The reality is that the Hadoop community was in favor of porting append (fixes?) back to a branch based off hadoop-0.20 a while ago (Dhruba proposed the branch). I see no reason we can't release it now, under a reasonable release name. As Stack and Ryan have pointed out, we have severely hampered HBase so far. It behooves us to facilitate users of the entire stack to easily access Apache releases. Plus, Stack and co. are volunteering their own time (thanks!). Arun Sent from my iPhone On Dec 24, 2010, at 11:33 AM, "Chris Douglas" <[EMAIL PROTECTED]> wrote: > Calling it something other than Hadoop would avoid confusing users > (and HBase could then release bug fixes, etc. on its own schedule), > but from how it's been described: this is acknowledging the reality of > the situation, not proposing something radical. > > HBase can be backed by the HBase FooFS and HDFS. If the former can be > retired as a legacy platform that'd be ideal, but Hadoop will have to > earn it. -C > > On Fri, Dec 24, 2010 at 11:06 AM, Stack <[EMAIL PROTECTED]> wrote: >> On Fri, Dec 24, 2010 at 10:57 AM, Chris Douglas <[EMAIL PROTECTED]> wrote: >>> Does anything go wrong if HBase were to release the 0.20-append branch >>> as its own product? >>> >> >> This is an interesting notion. We'd host it at hbase.apache.org >> alongside our download? Would that be OK with others? >> St.Ack >>
-
Re: DISCUSSION: Cut a hadoop-0.20.0-append release from the tip of branch-0.20-append branch?Stack 2010-12-27, 17:12
On Fri, Dec 24, 2010 at 11:31 AM, Chris Douglas <[EMAIL PROTECTED]> wrote:
> Calling it something other than Hadoop would avoid confusing users > (and HBase could then release bug fixes, etc. on its own schedule), > but from how it's been described: this is acknowledging the reality of > the situation, not proposing something radical. > Calling it other than Hadoop would only confuse the situation even more; "Trust all your data to fooFS!". It'd also reeks of HDFS 'fork' (HBase is not yet up for taking on such a burden). I liked my original reading of your suggestion Chris -- even if it was perhaps not what you intended -- where HBase would host hadoop-0.20-append. Thats not on?

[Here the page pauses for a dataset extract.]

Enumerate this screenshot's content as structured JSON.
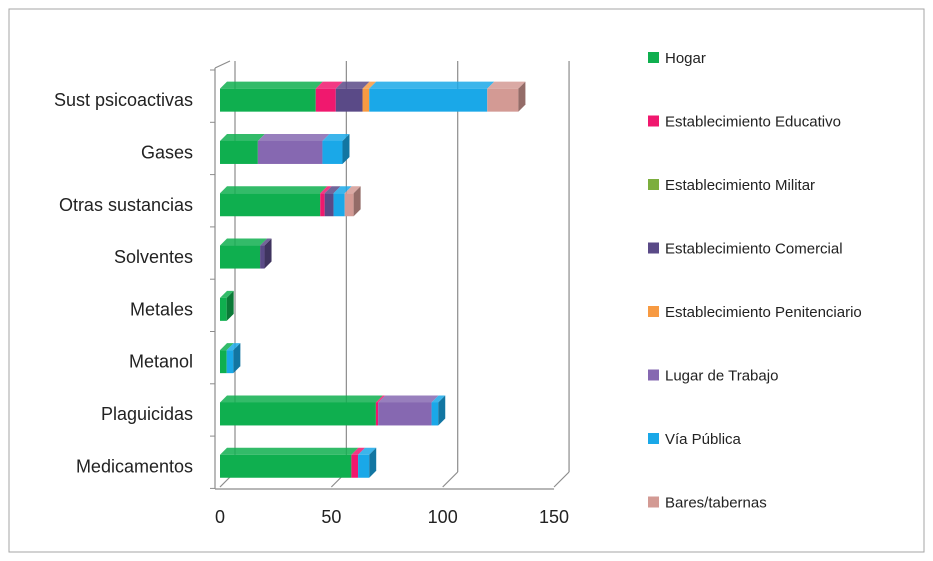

St.Ack P.S. Arun, I agree.
-
Re: DISCUSSION: Cut a hadoop-0.20.0-append release from the tip of branch-0.20-append branch?Chris Douglas 2010-12-27, 19:20
> On Fri, Dec 24, 2010 at 11:31 AM, Chris Douglas <[EMAIL PROTECTED]> wrote:
> Calling it other than Hadoop would only confuse the situation even > more; "Trust all your data to fooFS!". It'd also reeks of HDFS 'fork' > (HBase is not yet up for taking on such a burden). Unless I'm missing something, it is a fork. It's a temporary, friendly fork, but it's what the HBase project has been using and supporting for months. It hasn't had a label assigned to it, but it's a product (a feature with a mostly-shared implementation across other forks, at any rate). > I liked my original reading of your suggestion Chris -- even if it was > perhaps not what you intended -- where HBase would host > hadoop-0.20-append. Thats not on? Your original reading was what I intended. The obstacle to releasing a variant of Hadoop from the HBase project is the name. I'd be surprised if TLPs were permitted to release under another project's name, even if the other endorsed it. If that assumption is not a real constraint, then I agree that there's no point in calling it something else. -C
-
Re: DISCUSSION: Cut a hadoop-0.20.0-append release from the tip of branch-0.20-append branch?Stack 2010-12-29, 06:32
Chris:
What you say seems sensible enough but its not what I want (smile). My sense is that for HBase, unless the package we host at hbase.apache.org is called hadoop-0.20.0-append -- so its clear its an untainted bundle made from the tip of the append branch -- then we're only going to confuse; we'll be spending our time quelling queries about the "hbase version" of hadoop. I'm going to pass on trying to offer an append release bundle off the branch-0.20-append branch. For the next HBase (imminent) release, we'll just keep on with telling folks build their own hadoop from the append branch or go get CDH3 (The HBase release after that will be about getting us up on hadoop 0.22). Thanks all, St.Ack On Mon, Dec 27, 2010 at 11:20 AM, Chris Douglas <[EMAIL PROTECTED]> wrote: >> On Fri, Dec 24, 2010 at 11:31 AM, Chris Douglas <[EMAIL PROTECTED]> wrote: >> Calling it other than Hadoop would only confuse the situation even >> more; "Trust all your data to fooFS!". It'd also reeks of HDFS 'fork' >> (HBase is not yet up for taking on such a burden). > > Unless I'm missing something, it is a fork. It's a temporary, friendly > fork, but it's what the HBase project has been using and supporting > for months. It hasn't had a label assigned to it, but it's a product > (a feature with a mostly-shared implementation across other forks, at > any rate). > >> I liked my original reading of your suggestion Chris -- even if it was >> perhaps not what you intended -- where HBase would host >> hadoop-0.20-append. Thats not on? > > Your original reading was what I intended. The obstacle to releasing a > variant of Hadoop from the HBase project is the name. I'd be surprised > if TLPs were permitted to release under another project's name, even > if the other endorsed it. If that assumption is not a real constraint, > then I agree that there's no point in calling it something else. -C > |